Book Translation – Keeping the Faith Part 2
As the saying goes…”Whatever happens, happens for a reason”
After I have read Paulo Coelho’s The Fifth Mountain, I continue to read his another book entitled “Like the Flowing River”. This is a collection of reflections from Paulo Coelho. In this riveting collection of thoughts and stories, he offers his personal reflections on a wide range of subjects from archery and music to elegance, travelling and the nature of good and evil.
What actually caught my attention is when I read a particular short story on “The Other Side of the Tower of Babel”. In this story, he pays his respect to the Holy Translator, Saint Mesrob. Below is an extract of what Paulo had wrote and it best summarize the importance of a good book translator:
“Today is 9 October, 2004. The town is called Oshakan, and Armenia, as far as I know, is the only place in the world that has declared the day of the Holy Translator, St. Mesrob, a national holiday and where they celebrate it in style. As well as creating the Armenian alphabet (the language already existed, but only in spoken form). St Mesrob devoted his life to translating into his mother tongue the most important texts of the period, which were written in Greek, Persian or Cyrillic. He and his disciples devoted themselves to the enormous task of translating the Bible and the main literary classics of the time. From that moment on, the country’s culture gained its own identity, which it has maintained to this day.
The Holy Translator. I hold the flower in my hands and think of all the people I have never met, and perhaps may never have the opportunity to meet, but who, at this moment, have my books in their hands, and are doing their best tremain faithful to what I have tried to share with my readers. I think, above all, of my father-in-law, Christiano Monteiro Oiticica (profession: translator), who is today in the company of angels and of St. Mesrob, watching this scene. I remember seeing him hunched over his old typewriter, often complaining about how badly paid translation was (and, alas, still is). He would immediately go on, though, to explain that the real reason he translated was because he wanted to share a knowledge, which, but for translators, would never reach his own people.
I say a silent prayer for him, for all those who have helped me with my books, and for those who have allowed me to read books to which I would never otherwise have had access, thus helping – anonymously – to shape my life and my character. When I leave the church, I see some children writing the alphabet with sweets in the shape of letters and with flowers and more flowers.

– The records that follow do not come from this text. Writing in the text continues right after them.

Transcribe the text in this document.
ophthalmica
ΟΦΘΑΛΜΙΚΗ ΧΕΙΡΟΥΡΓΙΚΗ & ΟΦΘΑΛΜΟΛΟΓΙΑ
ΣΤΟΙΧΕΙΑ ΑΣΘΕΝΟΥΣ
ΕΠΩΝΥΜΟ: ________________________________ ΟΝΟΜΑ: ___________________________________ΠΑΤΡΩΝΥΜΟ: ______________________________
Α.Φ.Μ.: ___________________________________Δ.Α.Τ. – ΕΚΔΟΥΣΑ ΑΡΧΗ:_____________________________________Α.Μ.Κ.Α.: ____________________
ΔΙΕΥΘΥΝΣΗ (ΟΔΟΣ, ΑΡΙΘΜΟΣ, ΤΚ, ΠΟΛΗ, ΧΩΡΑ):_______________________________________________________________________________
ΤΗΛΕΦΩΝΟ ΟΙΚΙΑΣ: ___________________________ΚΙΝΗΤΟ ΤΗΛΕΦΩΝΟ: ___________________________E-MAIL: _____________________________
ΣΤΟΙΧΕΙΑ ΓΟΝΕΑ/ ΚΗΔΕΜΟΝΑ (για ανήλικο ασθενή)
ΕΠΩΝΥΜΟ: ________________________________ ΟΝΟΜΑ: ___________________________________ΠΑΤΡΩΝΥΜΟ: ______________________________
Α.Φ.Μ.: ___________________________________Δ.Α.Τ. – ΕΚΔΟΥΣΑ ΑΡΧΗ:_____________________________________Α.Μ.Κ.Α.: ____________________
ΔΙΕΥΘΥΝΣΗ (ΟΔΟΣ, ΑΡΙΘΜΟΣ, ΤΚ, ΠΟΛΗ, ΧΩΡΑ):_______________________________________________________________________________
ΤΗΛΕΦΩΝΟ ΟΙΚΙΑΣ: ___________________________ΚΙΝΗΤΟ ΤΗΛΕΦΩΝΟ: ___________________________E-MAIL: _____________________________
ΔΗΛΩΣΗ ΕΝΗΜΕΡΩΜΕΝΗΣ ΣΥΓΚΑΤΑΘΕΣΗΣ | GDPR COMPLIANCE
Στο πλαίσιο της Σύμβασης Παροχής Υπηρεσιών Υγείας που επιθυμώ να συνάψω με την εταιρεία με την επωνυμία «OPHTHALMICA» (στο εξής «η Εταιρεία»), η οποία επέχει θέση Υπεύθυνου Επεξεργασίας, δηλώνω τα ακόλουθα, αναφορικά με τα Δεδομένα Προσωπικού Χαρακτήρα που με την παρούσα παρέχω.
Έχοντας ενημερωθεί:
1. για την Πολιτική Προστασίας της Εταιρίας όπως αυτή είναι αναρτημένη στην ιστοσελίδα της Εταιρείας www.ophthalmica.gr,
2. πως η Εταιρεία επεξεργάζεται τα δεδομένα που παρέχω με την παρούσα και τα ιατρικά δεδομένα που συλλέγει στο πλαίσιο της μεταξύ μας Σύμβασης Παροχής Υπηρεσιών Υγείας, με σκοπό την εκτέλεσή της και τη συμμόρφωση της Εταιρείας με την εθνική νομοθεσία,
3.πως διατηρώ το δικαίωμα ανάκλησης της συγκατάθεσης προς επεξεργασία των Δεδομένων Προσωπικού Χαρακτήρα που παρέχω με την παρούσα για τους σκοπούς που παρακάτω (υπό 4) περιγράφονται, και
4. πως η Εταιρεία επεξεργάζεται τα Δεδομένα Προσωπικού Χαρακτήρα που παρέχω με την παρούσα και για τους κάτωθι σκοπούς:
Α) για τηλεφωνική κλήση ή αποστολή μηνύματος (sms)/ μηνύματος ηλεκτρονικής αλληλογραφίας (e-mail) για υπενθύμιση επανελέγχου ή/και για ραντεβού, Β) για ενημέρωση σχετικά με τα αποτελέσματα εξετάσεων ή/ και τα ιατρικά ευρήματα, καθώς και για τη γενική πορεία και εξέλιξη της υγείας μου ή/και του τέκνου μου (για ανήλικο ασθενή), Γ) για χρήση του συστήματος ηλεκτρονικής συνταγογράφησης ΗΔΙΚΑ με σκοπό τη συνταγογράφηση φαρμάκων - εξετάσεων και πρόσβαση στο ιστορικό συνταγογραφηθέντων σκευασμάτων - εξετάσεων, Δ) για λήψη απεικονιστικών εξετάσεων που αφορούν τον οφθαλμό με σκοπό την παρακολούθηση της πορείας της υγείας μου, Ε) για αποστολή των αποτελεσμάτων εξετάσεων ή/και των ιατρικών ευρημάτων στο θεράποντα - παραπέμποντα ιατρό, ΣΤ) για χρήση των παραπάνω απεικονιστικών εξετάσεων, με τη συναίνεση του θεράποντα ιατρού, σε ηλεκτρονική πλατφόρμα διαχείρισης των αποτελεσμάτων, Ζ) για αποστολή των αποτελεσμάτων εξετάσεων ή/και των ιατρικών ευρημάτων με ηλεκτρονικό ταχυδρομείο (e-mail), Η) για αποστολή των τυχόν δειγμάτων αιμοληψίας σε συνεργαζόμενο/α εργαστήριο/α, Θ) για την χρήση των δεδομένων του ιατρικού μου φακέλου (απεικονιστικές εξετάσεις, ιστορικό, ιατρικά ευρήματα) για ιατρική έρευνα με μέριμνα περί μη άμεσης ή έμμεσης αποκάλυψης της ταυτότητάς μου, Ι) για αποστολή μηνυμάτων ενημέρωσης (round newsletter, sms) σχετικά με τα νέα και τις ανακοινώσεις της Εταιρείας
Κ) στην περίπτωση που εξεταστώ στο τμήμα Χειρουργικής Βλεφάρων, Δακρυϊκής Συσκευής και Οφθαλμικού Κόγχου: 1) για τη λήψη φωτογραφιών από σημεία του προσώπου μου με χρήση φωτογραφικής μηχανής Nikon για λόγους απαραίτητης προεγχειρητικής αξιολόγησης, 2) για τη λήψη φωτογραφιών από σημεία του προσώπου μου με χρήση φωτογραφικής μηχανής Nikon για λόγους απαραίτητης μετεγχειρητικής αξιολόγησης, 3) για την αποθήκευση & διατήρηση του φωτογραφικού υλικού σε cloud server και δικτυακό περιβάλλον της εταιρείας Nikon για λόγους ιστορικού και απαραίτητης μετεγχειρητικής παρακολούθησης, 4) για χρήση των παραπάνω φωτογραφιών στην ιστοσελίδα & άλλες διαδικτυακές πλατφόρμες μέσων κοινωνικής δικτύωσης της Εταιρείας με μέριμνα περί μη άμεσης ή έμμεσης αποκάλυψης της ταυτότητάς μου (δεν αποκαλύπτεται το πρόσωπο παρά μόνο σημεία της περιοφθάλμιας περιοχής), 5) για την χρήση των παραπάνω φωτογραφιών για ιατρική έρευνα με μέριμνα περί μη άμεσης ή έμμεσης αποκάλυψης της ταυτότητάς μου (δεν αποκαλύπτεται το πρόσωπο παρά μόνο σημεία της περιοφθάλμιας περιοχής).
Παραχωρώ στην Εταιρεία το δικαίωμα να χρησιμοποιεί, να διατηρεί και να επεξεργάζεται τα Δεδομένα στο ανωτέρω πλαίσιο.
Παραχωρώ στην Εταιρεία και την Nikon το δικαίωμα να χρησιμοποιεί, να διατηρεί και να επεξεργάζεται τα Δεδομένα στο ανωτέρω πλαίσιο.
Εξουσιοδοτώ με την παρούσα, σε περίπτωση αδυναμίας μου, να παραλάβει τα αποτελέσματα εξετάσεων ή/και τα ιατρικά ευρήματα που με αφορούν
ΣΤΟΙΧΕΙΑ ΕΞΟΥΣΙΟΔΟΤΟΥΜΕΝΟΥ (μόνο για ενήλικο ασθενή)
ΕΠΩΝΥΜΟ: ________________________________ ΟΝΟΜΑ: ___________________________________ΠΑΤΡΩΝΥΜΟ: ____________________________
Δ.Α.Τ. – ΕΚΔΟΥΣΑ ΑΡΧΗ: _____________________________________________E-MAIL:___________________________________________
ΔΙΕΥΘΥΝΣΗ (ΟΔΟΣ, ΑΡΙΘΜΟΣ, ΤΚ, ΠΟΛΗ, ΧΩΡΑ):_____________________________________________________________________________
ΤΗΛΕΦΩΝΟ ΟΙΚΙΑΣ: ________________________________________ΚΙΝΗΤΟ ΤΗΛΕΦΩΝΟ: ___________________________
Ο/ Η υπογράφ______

When man grew ambitious, God destroyed the Tower of Babel, and everyone began to speak different tongues. However, in His infinite grace, he also created people to rebuild those bridges, to enable dialogue and the diffusion of human thought. This person, whose name we rarely take the trouble to notice when we open a foreign book, is the translator.”
The above extract has touched my heart when I read it. In this commercial world, some people has failed to comprehend the importance of translation. They fail to understand that a translator takes much effort and time to produce a good translation work. My kudos to those professional translators in the world. Thanks for being the Bridge Across Cultures in this world!